UK housebuilder Berkeley has called on the government to make a cut in the tax on property transactions permanent, warning that the pandemic and Brexit still risked inflicting damage on a housing market that has so far emerged relatively unscathed from a year of economic turmoil.
The country’s homebuilders have been big winners from a reduction in stamp duty the government introduced in July to help the sector weather the economic disruption from the pandemic. However, the cut in the tax, which is paid by homebuyers, is due to expire in the spring.
“It’s proven that stamp duty is the most awful tax,” said Berkeley chief executive Rob Perrins. The holiday on the tax “should be indefinite”, he added.
The warning from Berkeley, which is a London-focused developer, came as the group forecast that its annual pre-tax profits would be about £500m, little changed from a year ago.
For the six months to the end of October, its pre-tax profits fell 16.6 per cent to £230.3m. The home builder’s revenues dropped 3.8 per cent to £895.9m, as it sold 1,104 homes in the period for an average price of £799,000.
Electrified by the reduction in stamp duty, and enjoying a surge of demand that had been pent-up during the spring lockdown, home sales and prices have climbed at record rates in recent months.
Under the Stamp Duty holiday, buyers are spared from paying tax on the first £500,000 of any home or land purchase. The previous threshold at which the tax kicked in was £125,000, or £300,000 for first-time buyers.
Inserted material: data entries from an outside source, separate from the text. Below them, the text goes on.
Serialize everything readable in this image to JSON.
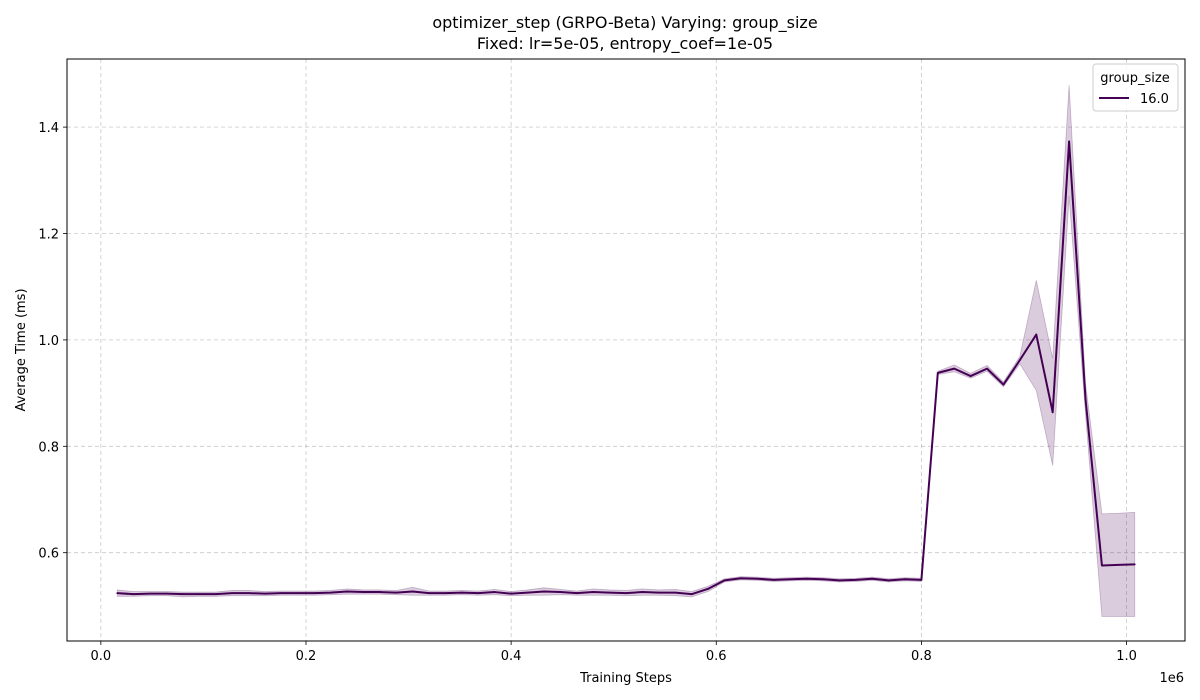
{
  "chart_data": {
    "type": "line",
    "title_line1": "optimizer_step (GRPO-Beta) Varying: group_size",
    "title_line2": "Fixed: lr=5e-05, entropy_coef=1e-05",
    "xlabel": "Training Steps",
    "ylabel": "Average Time (ms)",
    "x_offset_label": "1e6",
    "xlim": [
      -0.033,
      1.057
    ],
    "ylim": [
      0.434,
      1.528
    ],
    "x_ticks": [
      0.0,
      0.2,
      0.4,
      0.6,
      0.8,
      1.0
    ],
    "x_tick_labels": [
      "0.0",
      "0.2",
      "0.4",
      "0.6",
      "0.8",
      "1.0"
    ],
    "y_ticks": [
      0.6,
      0.8,
      1.0,
      1.2,
      1.4
    ],
    "y_tick_labels": [
      "0.6",
      "0.8",
      "1.0",
      "1.2",
      "1.4"
    ],
    "grid": true,
    "legend": {
      "title": "group_size",
      "placement": "top-right",
      "entries": [
        "16.0"
      ]
    },
    "colors": {
      "line": "#440154",
      "band": "#440154",
      "grid": "#b0b0b0"
    },
    "series": [
      {
        "name": "16.0",
        "x": [
          0.016,
          0.032,
          0.048,
          0.064,
          0.08,
          0.096,
          0.112,
          0.128,
          0.144,
          0.16,
          0.176,
          0.192,
          0.208,
          0.224,
          0.24,
          0.256,
          0.272,
          0.288,
          0.304,
          0.32,
          0.336,
          0.352,
          0.368,
          0.384,
          0.4,
          0.416,
          0.432,
          0.448,
          0.464,
          0.48,
          0.496,
          0.512,
          0.528,
          0.544,
          0.56,
          0.576,
          0.592,
          0.608,
          0.624,
          0.64,
          0.656,
          0.672,
          0.688,
          0.704,
          0.72,
          0.736,
          0.752,
          0.768,
          0.784,
          0.8,
          0.816,
          0.832,
          0.848,
          0.864,
          0.88,
          0.896,
          0.912,
          0.928,
          0.944,
          0.96,
          0.976,
          0.992,
          1.008
        ],
        "y": [
          0.524,
          0.522,
          0.523,
          0.523,
          0.522,
          0.522,
          0.522,
          0.524,
          0.524,
          0.523,
          0.524,
          0.524,
          0.524,
          0.525,
          0.527,
          0.526,
          0.526,
          0.525,
          0.527,
          0.524,
          0.524,
          0.525,
          0.524,
          0.526,
          0.523,
          0.525,
          0.527,
          0.526,
          0.524,
          0.526,
          0.525,
          0.524,
          0.526,
          0.525,
          0.525,
          0.522,
          0.532,
          0.548,
          0.552,
          0.551,
          0.549,
          0.55,
          0.551,
          0.55,
          0.548,
          0.549,
          0.551,
          0.548,
          0.55,
          0.549,
          0.938,
          0.946,
          0.932,
          0.946,
          0.916,
          0.962,
          1.01,
          0.864,
          1.373,
          0.889,
          0.576,
          0.577,
          0.578
        ],
        "lower": [
          0.518,
          0.518,
          0.519,
          0.519,
          0.517,
          0.518,
          0.518,
          0.519,
          0.519,
          0.519,
          0.52,
          0.52,
          0.52,
          0.521,
          0.522,
          0.522,
          0.522,
          0.521,
          0.52,
          0.52,
          0.52,
          0.521,
          0.52,
          0.521,
          0.519,
          0.52,
          0.52,
          0.521,
          0.52,
          0.52,
          0.52,
          0.519,
          0.52,
          0.52,
          0.519,
          0.517,
          0.527,
          0.545,
          0.549,
          0.548,
          0.546,
          0.547,
          0.548,
          0.547,
          0.545,
          0.546,
          0.548,
          0.545,
          0.547,
          0.546,
          0.935,
          0.94,
          0.928,
          0.941,
          0.912,
          0.955,
          0.905,
          0.764,
          1.27,
          0.86,
          0.48,
          0.48,
          0.48
        ],
        "upper": [
          0.53,
          0.527,
          0.527,
          0.527,
          0.526,
          0.526,
          0.526,
          0.529,
          0.529,
          0.527,
          0.528,
          0.528,
          0.528,
          0.529,
          0.532,
          0.53,
          0.53,
          0.529,
          0.535,
          0.528,
          0.528,
          0.529,
          0.528,
          0.531,
          0.527,
          0.53,
          0.534,
          0.531,
          0.528,
          0.532,
          0.53,
          0.529,
          0.532,
          0.53,
          0.531,
          0.527,
          0.537,
          0.551,
          0.555,
          0.554,
          0.552,
          0.553,
          0.554,
          0.553,
          0.551,
          0.552,
          0.554,
          0.551,
          0.553,
          0.552,
          0.941,
          0.953,
          0.937,
          0.952,
          0.921,
          0.969,
          1.112,
          0.965,
          1.479,
          0.918,
          0.673,
          0.674,
          0.676
        ]
      }
    ]
  }
}
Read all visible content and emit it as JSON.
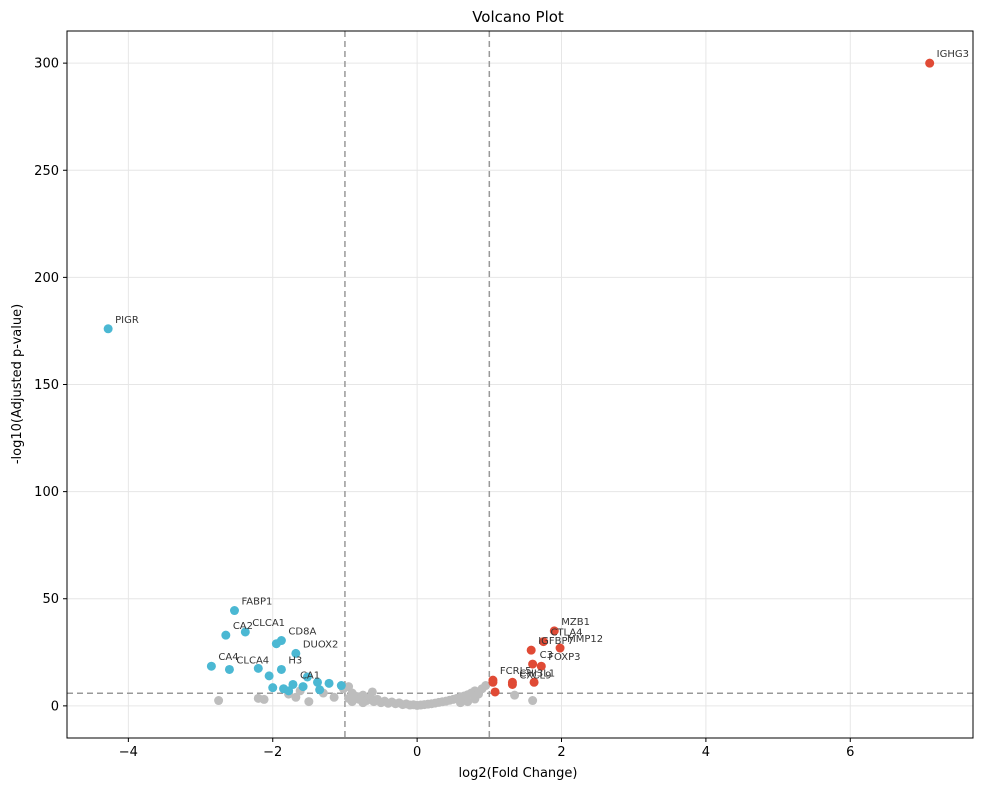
{
  "chart_data": {
    "type": "scatter",
    "title": "Volcano Plot",
    "xlabel": "log2(Fold Change)",
    "ylabel": "-log10(Adjusted p-value)",
    "xlim": [
      -4.85,
      7.7
    ],
    "ylim": [
      -15,
      315
    ],
    "xticks": [
      -4,
      -2,
      0,
      2,
      4,
      6
    ],
    "yticks": [
      0,
      50,
      100,
      150,
      200,
      250,
      300
    ],
    "grid": true,
    "thresholds": {
      "fc_lines": [
        -1,
        1
      ],
      "p_line": 5.9
    },
    "colors": {
      "up": "#e04a35",
      "down": "#4bb8d3",
      "ns": "#bdbdbd",
      "threshold": "#999999"
    },
    "series": [
      {
        "group": "up",
        "points": [
          {
            "x": 7.1,
            "y": 300,
            "label": "IGHG3"
          },
          {
            "x": 1.9,
            "y": 35,
            "label": "MZB1"
          },
          {
            "x": 1.75,
            "y": 30,
            "label": "CTLA4"
          },
          {
            "x": 1.98,
            "y": 27,
            "label": "MMP12"
          },
          {
            "x": 1.58,
            "y": 26,
            "label": "IGFBP7"
          },
          {
            "x": 1.6,
            "y": 19.5,
            "label": "C3"
          },
          {
            "x": 1.72,
            "y": 18.5,
            "label": "FOXP3"
          },
          {
            "x": 1.05,
            "y": 12,
            "label": "FCRL5"
          },
          {
            "x": 1.32,
            "y": 11,
            "label": "CHI3L1"
          },
          {
            "x": 1.32,
            "y": 10,
            "label": "CXCL9"
          },
          {
            "x": 1.62,
            "y": 11
          },
          {
            "x": 1.08,
            "y": 6.5
          },
          {
            "x": 1.05,
            "y": 11
          }
        ]
      },
      {
        "group": "down",
        "points": [
          {
            "x": -4.28,
            "y": 176,
            "label": "PIGR"
          },
          {
            "x": -2.53,
            "y": 44.5,
            "label": "FABP1"
          },
          {
            "x": -2.38,
            "y": 34.5,
            "label": "CLCA1"
          },
          {
            "x": -2.65,
            "y": 33,
            "label": "CA2"
          },
          {
            "x": -1.88,
            "y": 30.5,
            "label": "CD8A"
          },
          {
            "x": -1.95,
            "y": 29
          },
          {
            "x": -1.68,
            "y": 24.5,
            "label": "DUOX2"
          },
          {
            "x": -2.85,
            "y": 18.5,
            "label": "CA4"
          },
          {
            "x": -2.6,
            "y": 17,
            "label": "CLCA4"
          },
          {
            "x": -2.2,
            "y": 17.5
          },
          {
            "x": -1.88,
            "y": 17,
            "label": "H3"
          },
          {
            "x": -2.05,
            "y": 14
          },
          {
            "x": -1.52,
            "y": 13.5
          },
          {
            "x": -1.38,
            "y": 11
          },
          {
            "x": -1.22,
            "y": 10.5
          },
          {
            "x": -1.72,
            "y": 10,
            "label": "CA1"
          },
          {
            "x": -1.58,
            "y": 9
          },
          {
            "x": -1.05,
            "y": 9.5
          },
          {
            "x": -2.0,
            "y": 8.5
          },
          {
            "x": -1.85,
            "y": 8
          },
          {
            "x": -1.35,
            "y": 7.5
          },
          {
            "x": -1.78,
            "y": 7
          }
        ]
      },
      {
        "group": "ns",
        "points": [
          {
            "x": -2.75,
            "y": 2.5
          },
          {
            "x": -2.2,
            "y": 3.5
          },
          {
            "x": -2.12,
            "y": 3
          },
          {
            "x": -1.78,
            "y": 5.5
          },
          {
            "x": -1.68,
            "y": 4
          },
          {
            "x": -1.5,
            "y": 2
          },
          {
            "x": -1.62,
            "y": 7
          },
          {
            "x": -1.3,
            "y": 6
          },
          {
            "x": -1.15,
            "y": 4
          },
          {
            "x": -1.02,
            "y": 8
          },
          {
            "x": -0.95,
            "y": 9
          },
          {
            "x": -0.9,
            "y": 6
          },
          {
            "x": -0.85,
            "y": 4.5
          },
          {
            "x": -0.8,
            "y": 3
          },
          {
            "x": -0.75,
            "y": 5
          },
          {
            "x": -0.7,
            "y": 2.5
          },
          {
            "x": -0.65,
            "y": 4
          },
          {
            "x": -0.6,
            "y": 2
          },
          {
            "x": -0.55,
            "y": 3
          },
          {
            "x": -0.5,
            "y": 1.5
          },
          {
            "x": -0.45,
            "y": 2.2
          },
          {
            "x": -0.4,
            "y": 1.2
          },
          {
            "x": -0.35,
            "y": 1.8
          },
          {
            "x": -0.3,
            "y": 1
          },
          {
            "x": -0.25,
            "y": 1.4
          },
          {
            "x": -0.2,
            "y": 0.6
          },
          {
            "x": -0.15,
            "y": 0.9
          },
          {
            "x": -0.1,
            "y": 0.4
          },
          {
            "x": -0.05,
            "y": 0.5
          },
          {
            "x": 0.0,
            "y": 0.2
          },
          {
            "x": 0.05,
            "y": 0.4
          },
          {
            "x": 0.1,
            "y": 0.6
          },
          {
            "x": 0.15,
            "y": 0.8
          },
          {
            "x": 0.2,
            "y": 1.0
          },
          {
            "x": 0.25,
            "y": 1.3
          },
          {
            "x": 0.3,
            "y": 1.6
          },
          {
            "x": 0.35,
            "y": 1.9
          },
          {
            "x": 0.4,
            "y": 2.2
          },
          {
            "x": 0.45,
            "y": 2.6
          },
          {
            "x": 0.5,
            "y": 3.0
          },
          {
            "x": 0.55,
            "y": 3.5
          },
          {
            "x": 0.6,
            "y": 4.0
          },
          {
            "x": 0.65,
            "y": 4.6
          },
          {
            "x": 0.7,
            "y": 5.2
          },
          {
            "x": 0.75,
            "y": 6
          },
          {
            "x": 0.8,
            "y": 7
          },
          {
            "x": 0.85,
            "y": 5.5
          },
          {
            "x": 0.9,
            "y": 8
          },
          {
            "x": 0.95,
            "y": 9.5
          },
          {
            "x": 0.7,
            "y": 2
          },
          {
            "x": 0.6,
            "y": 1.5
          },
          {
            "x": 0.8,
            "y": 3.2
          },
          {
            "x": -0.75,
            "y": 1.5
          },
          {
            "x": -0.9,
            "y": 2
          },
          {
            "x": -0.62,
            "y": 6.5
          },
          {
            "x": -0.95,
            "y": 3.5
          },
          {
            "x": 1.35,
            "y": 5
          },
          {
            "x": 1.6,
            "y": 2.5
          }
        ]
      }
    ]
  }
}
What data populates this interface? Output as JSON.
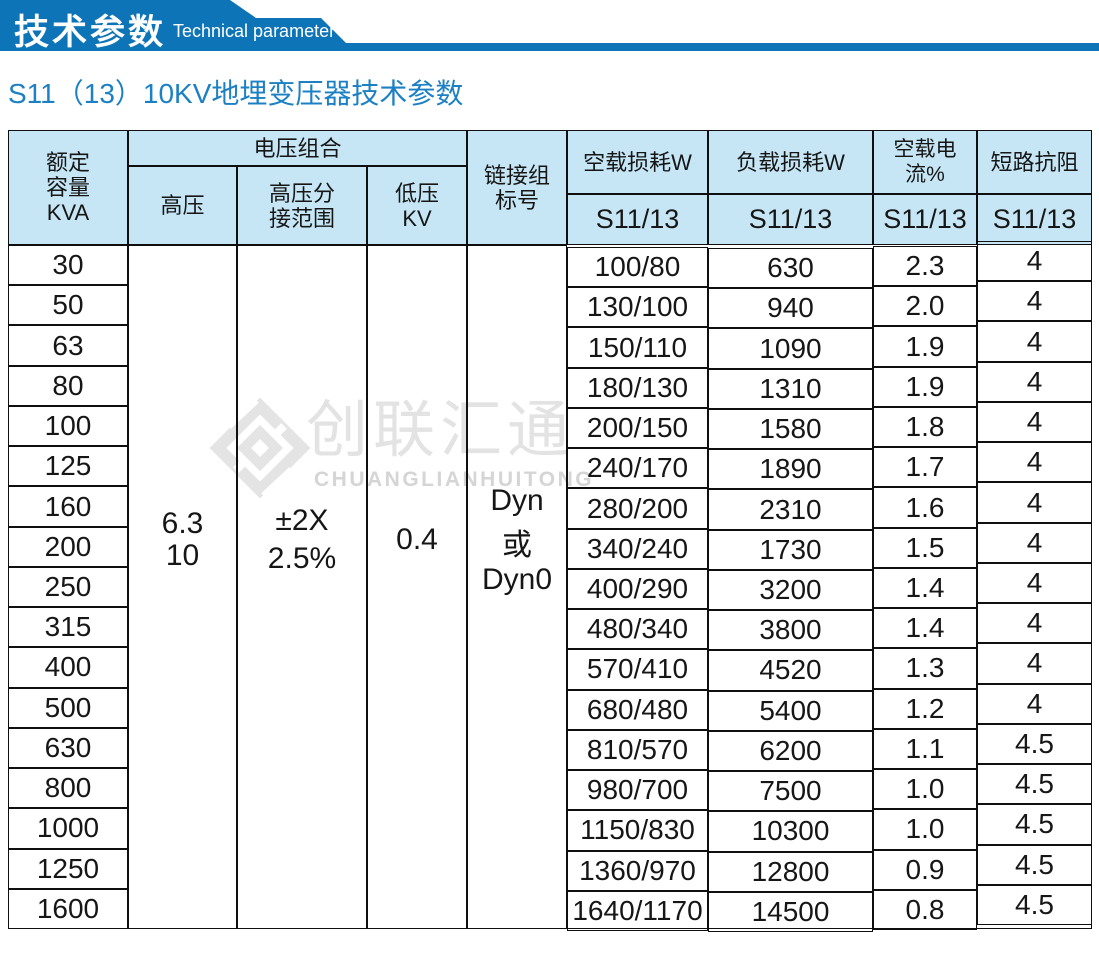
{
  "banner": {
    "title_cn": "技术参数",
    "title_en": "Technical parameter"
  },
  "subtitle": "S11（13）10KV地埋变压器技术参数",
  "watermark": {
    "logo": "diamond-logo",
    "cn": "创联汇通",
    "en": "CHUANGLIANHUITONG"
  },
  "colors": {
    "banner_blue": "#0d74b8",
    "subtitle_blue": "#1c80c4",
    "header_bg": "#c6e6f5",
    "border": "#0f0f0f",
    "watermark_gray": "#e3e3e3"
  },
  "table": {
    "headers": {
      "capacity_lines": [
        "额定",
        "容量",
        "KVA"
      ],
      "voltage_group": "电压组合",
      "hv": "高压",
      "hv_tap_lines": [
        "高压分",
        "接范围"
      ],
      "lv_lines": [
        "低压",
        "KV"
      ],
      "vector_lines": [
        "链接组",
        "标号"
      ],
      "no_load_loss": "空载损耗W",
      "load_loss": "负载损耗W",
      "no_load_current": "空载电流%",
      "impedance": "短路抗阻",
      "model_no_load_loss": "S11/13",
      "model_load_loss": "S11/13",
      "model_no_load_current": "S11/13",
      "model_impedance": "S11/13"
    },
    "merged": {
      "hv_lines": [
        "6.3",
        "10"
      ],
      "tap_lines": [
        "±2X",
        "2.5%"
      ],
      "lv": "0.4",
      "vector_lines": [
        "Dyn",
        "或",
        "Dyn0"
      ]
    },
    "rows": [
      {
        "capacity": "30",
        "no_load_loss": "100/80",
        "load_loss": "630",
        "no_load_current": "2.3",
        "impedance": "4"
      },
      {
        "capacity": "50",
        "no_load_loss": "130/100",
        "load_loss": "940",
        "no_load_current": "2.0",
        "impedance": "4"
      },
      {
        "capacity": "63",
        "no_load_loss": "150/110",
        "load_loss": "1090",
        "no_load_current": "1.9",
        "impedance": "4"
      },
      {
        "capacity": "80",
        "no_load_loss": "180/130",
        "load_loss": "1310",
        "no_load_current": "1.9",
        "impedance": "4"
      },
      {
        "capacity": "100",
        "no_load_loss": "200/150",
        "load_loss": "1580",
        "no_load_current": "1.8",
        "impedance": "4"
      },
      {
        "capacity": "125",
        "no_load_loss": "240/170",
        "load_loss": "1890",
        "no_load_current": "1.7",
        "impedance": "4"
      },
      {
        "capacity": "160",
        "no_load_loss": "280/200",
        "load_loss": "2310",
        "no_load_current": "1.6",
        "impedance": "4"
      },
      {
        "capacity": "200",
        "no_load_loss": "340/240",
        "load_loss": "1730",
        "no_load_current": "1.5",
        "impedance": "4"
      },
      {
        "capacity": "250",
        "no_load_loss": "400/290",
        "load_loss": "3200",
        "no_load_current": "1.4",
        "impedance": "4"
      },
      {
        "capacity": "315",
        "no_load_loss": "480/340",
        "load_loss": "3800",
        "no_load_current": "1.4",
        "impedance": "4"
      },
      {
        "capacity": "400",
        "no_load_loss": "570/410",
        "load_loss": "4520",
        "no_load_current": "1.3",
        "impedance": "4"
      },
      {
        "capacity": "500",
        "no_load_loss": "680/480",
        "load_loss": "5400",
        "no_load_current": "1.2",
        "impedance": "4"
      },
      {
        "capacity": "630",
        "no_load_loss": "810/570",
        "load_loss": "6200",
        "no_load_current": "1.1",
        "impedance": "4.5"
      },
      {
        "capacity": "800",
        "no_load_loss": "980/700",
        "load_loss": "7500",
        "no_load_current": "1.0",
        "impedance": "4.5"
      },
      {
        "capacity": "1000",
        "no_load_loss": "1150/830",
        "load_loss": "10300",
        "no_load_current": "1.0",
        "impedance": "4.5"
      },
      {
        "capacity": "1250",
        "no_load_loss": "1360/970",
        "load_loss": "12800",
        "no_load_current": "0.9",
        "impedance": "4.5"
      },
      {
        "capacity": "1600",
        "no_load_loss": "1640/1170",
        "load_loss": "14500",
        "no_load_current": "0.8",
        "impedance": "4.5"
      }
    ]
  }
}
However, some fear the market will tumble in March when that holiday is set to end.
“The coming months will see further evidence of the impact of Covid-19 on the economy, including the impact of the second national lockdown and tapering of government support and stimuli,” Berkeley said on Friday.
The company is “very conscious of the cyclical nature of the housing market, the stability of which is closely linked to consumer sentiment”.
As well as continued fallout from coronavirus the market was likely to be hit by Brexit in the coming months, said Berkeley, which is working with its suppliers to mitigate the disruption.
Nonetheless, Berkeley reaffirmed that it would return £280m to shareholders this year.
Berkeley is being “sensibly cautious, not overly worried”, said Aynsley Lammin, an analyst at Canaccord Genuity, who added that the company’s net cash of £954m gave it some protection against a sharp downturn in the housing market.
Mr Perrins said the company remained committed to London, despite fears the pandemic would lead to an exodus from the UK capital as working from home allows people to seek larger, more affordable homes elsewhere.
Berkeley invested £400m in three London development sites during the period.
Tony Pidgley, Berkeley’s founder and regarded as one of the most astute readers of the London property market, died in June. He had been chairman of the company until his death aged 72.